The forward look is equally characteristic of his work in orthography and lexicography, which assumed that neither in meaning nor in form is language to be dominated by its past. He consistently and lucidly favoured a reformed spelling, but here too his common sense and regard for present actualities controlled his doctrine, and he never made among the lay public any propaganda looking to the adoption of a phonetic system. In the same way, when he came to the making of The Century Dictionary, he conceived it as bound to offer, not a standard of “correctness” derived from classical periods in the past, but a compendium of the actual use and movement of the word throughout its history. Together with this kinetic conception both of the vocabulary and of the semantics of his Dictionary, Whitney gave the most minute attention to his etymologies and definitions. Among the editors of Webster’s Dictionary in 1864, Whitney and Daniel Coit Gilman had had special charge of the revision of the definitions; for the Century Whitney obtained the assistance of his brother Josiah in defining the technological words, and the assistance of other experts in their special fields.
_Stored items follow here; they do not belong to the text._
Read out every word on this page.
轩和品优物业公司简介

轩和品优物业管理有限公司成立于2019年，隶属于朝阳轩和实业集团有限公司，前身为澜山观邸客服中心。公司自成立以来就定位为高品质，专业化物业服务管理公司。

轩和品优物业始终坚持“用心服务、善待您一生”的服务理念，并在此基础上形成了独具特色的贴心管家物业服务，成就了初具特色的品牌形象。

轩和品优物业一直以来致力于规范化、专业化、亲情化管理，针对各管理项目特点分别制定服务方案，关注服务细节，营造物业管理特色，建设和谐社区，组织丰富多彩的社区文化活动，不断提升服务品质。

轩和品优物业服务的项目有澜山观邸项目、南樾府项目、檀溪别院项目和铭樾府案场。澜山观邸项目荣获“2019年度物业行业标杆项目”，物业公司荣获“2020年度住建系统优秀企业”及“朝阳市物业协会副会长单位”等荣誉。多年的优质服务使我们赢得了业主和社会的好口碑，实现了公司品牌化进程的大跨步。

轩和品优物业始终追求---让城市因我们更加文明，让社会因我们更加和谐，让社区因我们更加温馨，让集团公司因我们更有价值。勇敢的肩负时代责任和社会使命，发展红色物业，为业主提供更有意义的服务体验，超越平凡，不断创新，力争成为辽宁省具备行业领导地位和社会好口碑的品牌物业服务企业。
The result was an extensive vocabulary intensively defined. The etymologies are brought up to the state of knowledge in 1891. The quotations (undated) illustrate rather than fully set forth the semantic history of the word; the Century in this respect is surpassed by the Oxford Dictionary, to which alone among English dictionaries it is in any respect second.

Whitney’s own writing is a model of lucid exposition. It neither has nor needs adventitious ornament; it does not even need the play of humour to make his most technical essays readable. There are to be sure, flashes of a polemic wit, but what keeps the text alive and at work is the reader’s sense that he is in powerful hands that bear him surely along. Whitney seems to divine that particular analysis of his material which will carry the reader cleanly through it. The ultimate impression left by his writings is that of a powerful intellect controlling enormous masses of fact and moving among them as their master. To be interesting, such power needs no play other than its own.